The Russian assault on Ukraine's northeastern region of Kharkiv threatens to leave thousands of newly displaced civilians without homes, aid workers have told The Independent, as the United Nations grapples with an "extremely worrying" shortage of humanitarian aid.
More than 10,000 Ukrainian civilians have been forced to evacuate their homes after Russian forces launched a multipronged, cross-border attack into the Kharkiv region on 10 May. Around 66 square miles have been occupied in the past two weeks in the Russian assault, while a number of other villages have been abandoned, militarised or destroyed by Russian shelling. Most of those civilians have been vulnerable, according to charities operating in Kharkiv - women, children, the elderly and people with disabilities.

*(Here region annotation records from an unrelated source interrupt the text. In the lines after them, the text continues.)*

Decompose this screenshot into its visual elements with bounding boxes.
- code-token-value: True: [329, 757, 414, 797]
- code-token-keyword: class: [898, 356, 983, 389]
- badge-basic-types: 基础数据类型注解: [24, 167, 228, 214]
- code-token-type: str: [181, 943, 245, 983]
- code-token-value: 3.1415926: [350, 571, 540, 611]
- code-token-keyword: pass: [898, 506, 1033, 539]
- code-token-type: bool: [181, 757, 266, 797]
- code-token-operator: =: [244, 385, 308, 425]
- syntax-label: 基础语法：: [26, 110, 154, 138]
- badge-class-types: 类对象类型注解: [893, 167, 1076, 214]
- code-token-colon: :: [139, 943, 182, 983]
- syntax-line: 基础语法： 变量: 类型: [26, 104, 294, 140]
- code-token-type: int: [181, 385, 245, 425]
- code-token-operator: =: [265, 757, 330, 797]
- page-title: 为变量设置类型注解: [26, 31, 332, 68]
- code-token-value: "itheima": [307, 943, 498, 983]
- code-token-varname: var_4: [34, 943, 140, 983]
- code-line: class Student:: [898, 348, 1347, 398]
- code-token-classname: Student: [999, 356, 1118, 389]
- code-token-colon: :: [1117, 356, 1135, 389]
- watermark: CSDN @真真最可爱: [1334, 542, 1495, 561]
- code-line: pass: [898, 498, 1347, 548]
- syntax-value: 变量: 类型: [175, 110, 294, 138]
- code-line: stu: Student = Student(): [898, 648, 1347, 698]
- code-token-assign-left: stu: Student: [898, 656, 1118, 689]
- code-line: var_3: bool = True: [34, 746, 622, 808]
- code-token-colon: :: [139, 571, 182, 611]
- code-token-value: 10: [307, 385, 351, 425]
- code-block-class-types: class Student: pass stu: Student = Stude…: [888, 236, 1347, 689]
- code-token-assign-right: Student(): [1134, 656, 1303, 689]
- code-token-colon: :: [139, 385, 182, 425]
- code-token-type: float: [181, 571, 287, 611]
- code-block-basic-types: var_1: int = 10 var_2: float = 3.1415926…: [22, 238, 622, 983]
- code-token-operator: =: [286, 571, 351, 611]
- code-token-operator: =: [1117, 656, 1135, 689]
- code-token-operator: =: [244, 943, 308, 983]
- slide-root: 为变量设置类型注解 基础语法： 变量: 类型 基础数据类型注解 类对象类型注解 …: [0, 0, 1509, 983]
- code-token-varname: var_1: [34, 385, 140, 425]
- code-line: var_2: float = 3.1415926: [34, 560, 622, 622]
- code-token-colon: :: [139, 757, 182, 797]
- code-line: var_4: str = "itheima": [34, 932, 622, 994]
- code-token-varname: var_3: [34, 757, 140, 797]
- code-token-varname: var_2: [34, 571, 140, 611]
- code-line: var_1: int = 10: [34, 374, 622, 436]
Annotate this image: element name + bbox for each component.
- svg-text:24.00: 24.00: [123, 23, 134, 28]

"The situation is really tense," says Viktoriia Tiutiunnyk, an employee of the United Nations High Commissioner for Refugees (UNHCR), who has just left Kharkiv. "A lot of evacuees from the bordering areas have come to the city. They are afraid the situation will get worse. They are desperate and they don't know what to do."
Ukrainian military officials had warned that Russia was massing troops on the border for months but the assault still took many by surprise, not least the Ukrainian soldiers stationed there, who suddenly found their communications via Elon Musk's Starlink satellites had been knocked out by Russian signal jammers.
The ensuing advance - Russian forces have pushed around six miles into the region in one of two attacks and more than four in the other - has been largely stabilised, but the humanitarian impact of the assault is only building.